In the same way, the forced immobility due to stopping work and the physical inactivity are not favorable to the maintenance of a correct weight. Stay at home, turn around and then nibbling makes its appearance much more than when we were stuck at an office.

Treatments by themselves, chemotherapy and hormone therapy can make you gain weight. These are recognized side effects of the products. For hormone therapy, it seems that it is more frequent under tamoxifen.

Cortisone, often administered to compensate for the nausea induced by certain chemo, is also responsible for a few kilos.

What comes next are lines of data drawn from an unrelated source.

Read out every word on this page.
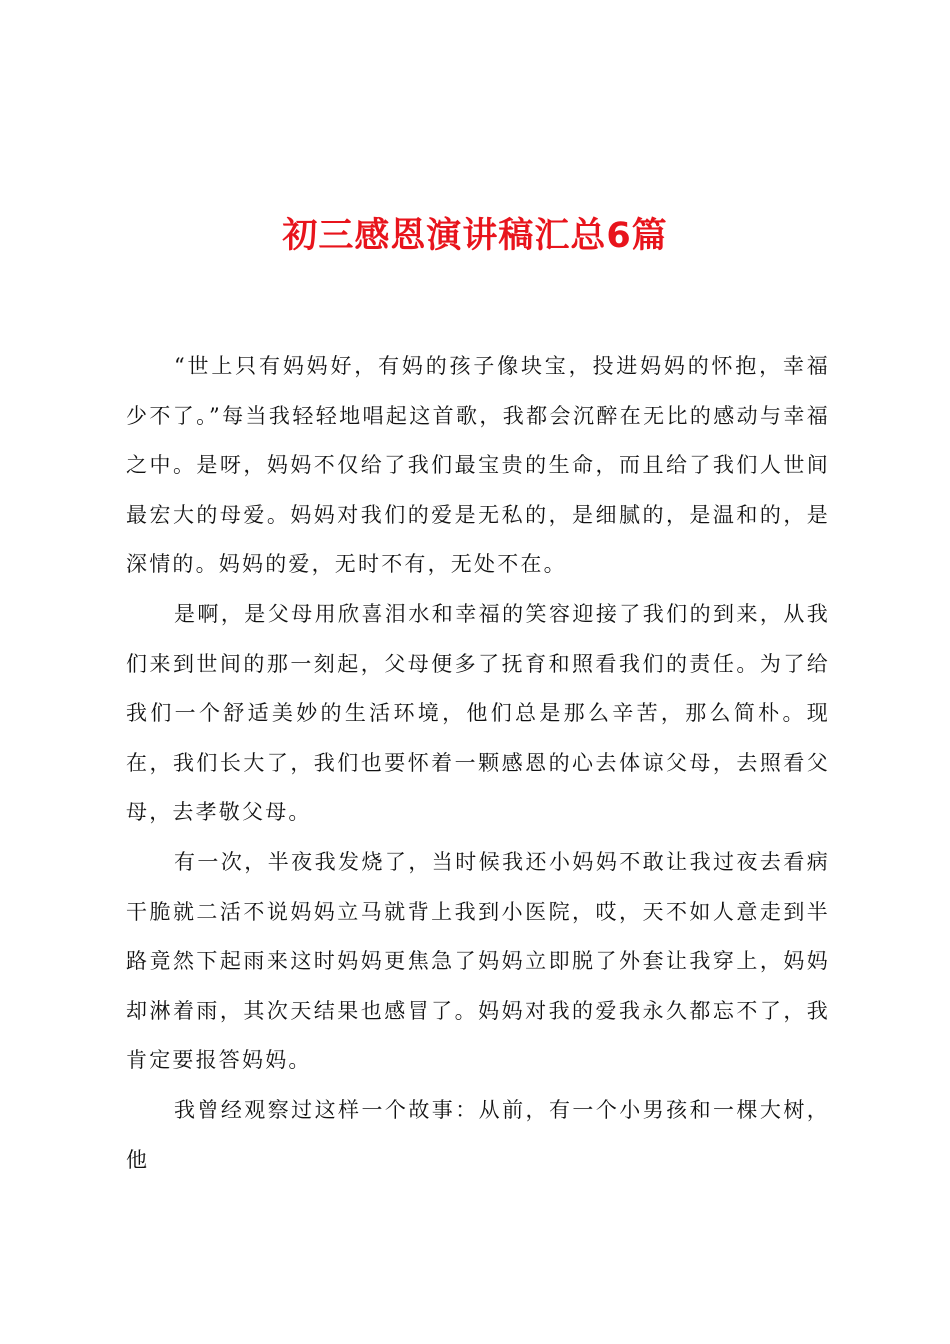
初三感恩演讲稿汇总6篇

“世上只有妈妈好，有妈的孩子像块宝，投进妈妈的怀抱，幸福少不了。”每当我轻轻地唱起这首歌，我都会沉醉在无比的感动与幸福之中。是呀，妈妈不仅给了我们最宝贵的生命，而且给了我们人世间最宏大的母爱。妈妈对我们的爱是无私的，是细腻的，是温和的，是深情的。妈妈的爱，无时不有，无处不在。

是啊，是父母用欣喜泪水和幸福的笑容迎接了我们的到来，从我们来到世间的那一刻起，父母便多了抚育和照看我们的责任。为了给我们一个舒适美妙的生活环境，他们总是那么辛苦，那么简朴。现在，我们长大了，我们也要怀着一颗感恩的心去体谅父母，去照看父母，去孝敬父母。

有一次，半夜我发烧了，当时候我还小妈妈不敢让我过夜去看病干脆就二活不说妈妈立马就背上我到小医院，哎，天不如人意走到半路竟然下起雨来这时妈妈更焦急了妈妈立即脱了外套让我穿上，妈妈却淋着雨，其次天结果也感冒了。妈妈对我的爱我永久都忘不了，我肯定要报答妈妈。

我曾经观察过这样一个故事：从前，有一个小男孩和一棵大树，他
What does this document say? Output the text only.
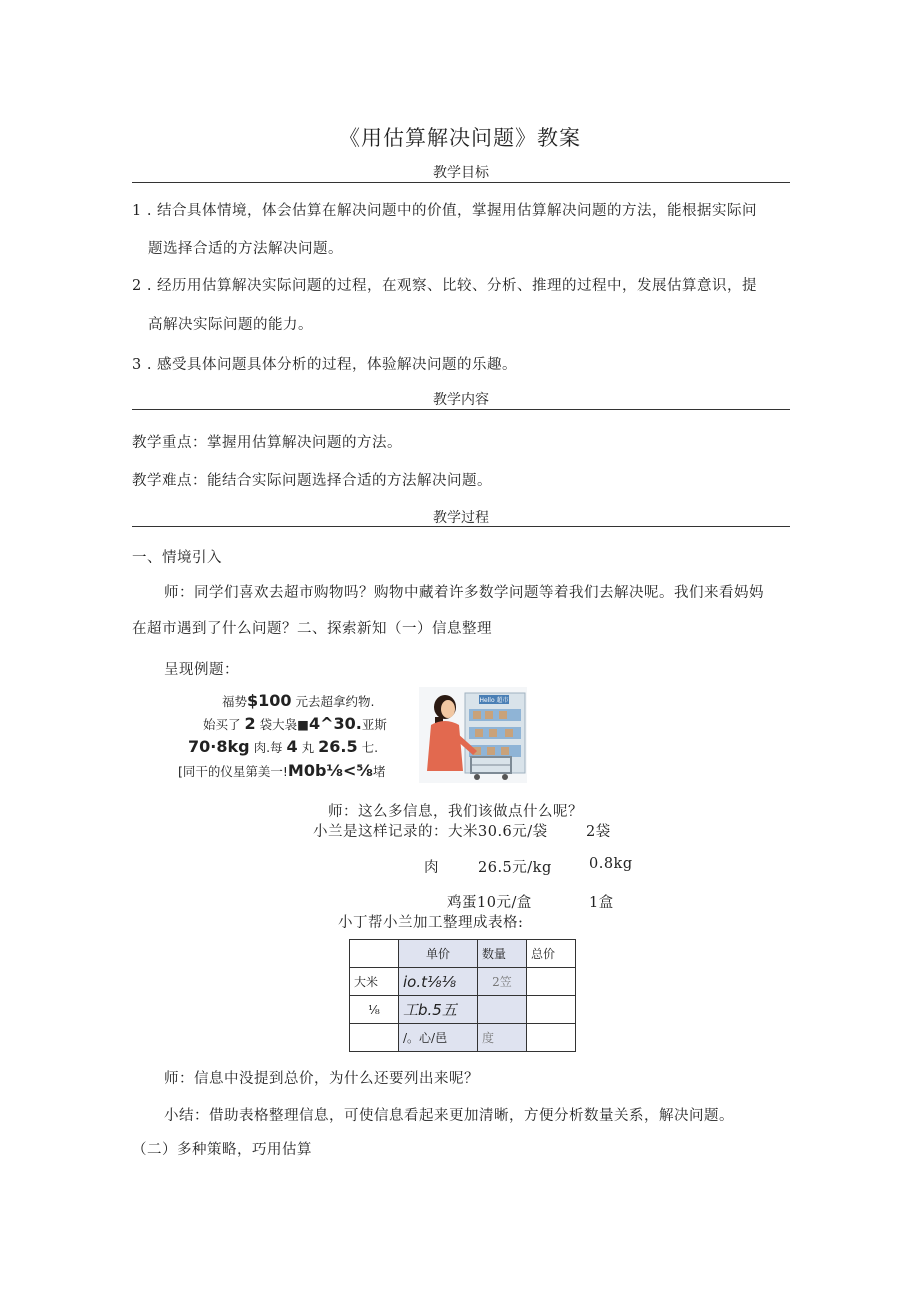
《用估算解决问题》教案
教学目标
1 . 结合具体情境，体会估算在解决问题中的价值，掌握用估算解决问题的方法，能根据实际问
题选择合适的方法解决问题。
2 . 经历用估算解决实际问题的过程，在观察、比较、分析、推理的过程中，发展估算意识，提
高解决实际问题的能力。
3 . 感受具体问题具体分析的过程，体验解决问题的乐趣。
教学内容
教学重点：掌握用估算解决问题的方法。
教学难点：能结合实际问题选择合适的方法解决问题。
教学过程
一、情境引入
师：同学们喜欢去超市购物吗？购物中藏着许多数学问题等着我们去解决呢。我们来看妈妈
在超市遇到了什么问题？二、探索新知（一）信息整理
呈现例题：
福势$100 元去超拿约物.
始买了 2 袋大袅■4^30.亚斯
70·8kg 肉.每 4 丸 26.5 七.
[同干的仪星第美一!M0b⅛<⅝堵
Hello 超市
师：这么多信息，我们该做点什么呢？
小兰是这样记录的：大米30.6元/袋	2袋
肉	26.5元/kg	0.8kg
鸡蛋10元/盒	1盒
小丁帮小兰加工整理成表格:
	单价	数量	总价
大米	io.t⅛⅛	2笠	
⅛	工b.5五		
	/。心/邑	度	
师：信息中没提到总价，为什么还要列出来呢？
小结：借助表格整理信息，可使信息看起来更加清晰，方便分析数量关系，解决问题。
（二）多种策略，巧用估算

Finally menopause which can occur after chemotherapy or hormone therapy can make gain weight.

So what to do?

Unfortunately no miracle can happen without a little effort. If during heavy treatments it is difficult to imagine dieting, it is possible, and even advisable to control your weight, once medical care has been completed.

It is said to women in full treatment: please, enduring the side effects is quite hard enough not to impose additional constraints: one is made sufficient violence for in addition, to have to deprive oneself. This advice is binding only to some women and some doctors advocate monitoring your weight from the start.

On the other hand, after, and even under hormone therapy, it is possible to try to lose weight, but without falling into excesses. Indeed, no question of using a hyper protein diet, like the Ducan diet, or a dissociated diet. Healthy eating, consuming fruits and vegetables, lowering intake of sugars and fats, avoiding snacking between meals, seem to me to be basic principles and easier to put into practice.

Ideally, if you can, and if you have difficulty in reasoning, it is best to consult a nutritionist who will help to evaluate the flaws in our diet and explain how to prepare perfectly balanced meals. There are even consultations in some hospitals. But in all cases one should not be too hasty: the body has been subjected to a severe test, our psychological state is not necessarily at the top immediately after treatment, and life does not immediately become the one it used to be before. To allow time, to take care of oneself are an integral part of the process of regaining our body which we lacked.

Of course, it is necessary to start some sport again, because as we all know, activity helps to regulate our weight. It is even recommended to do it during the treatment, but it is not always easy, but some patients are actively doing some sport.

There is no question of running a marathon or getting on with weightlifting; On the other hand, yoga, qi qong, walking … are easily accessible once a normal life is resumed. The fear of lymphedema should not be an obstacle to this resumption of physical activity.

You just have to be reasonable and do not put your arm to too much effort. If there is a feeling of pain, heaviness, simple embarrassment, you have to stop right away and change to something more in tune with your current fitness and strength level.

Of course we all know how difficult it is to diet. In the same way there are often a lot of excuses for not doing sports. To take your time, to be helped, not to hesitate to consider the weight loss as a treatment in its own right are ways to spare both your health and your psychological balance.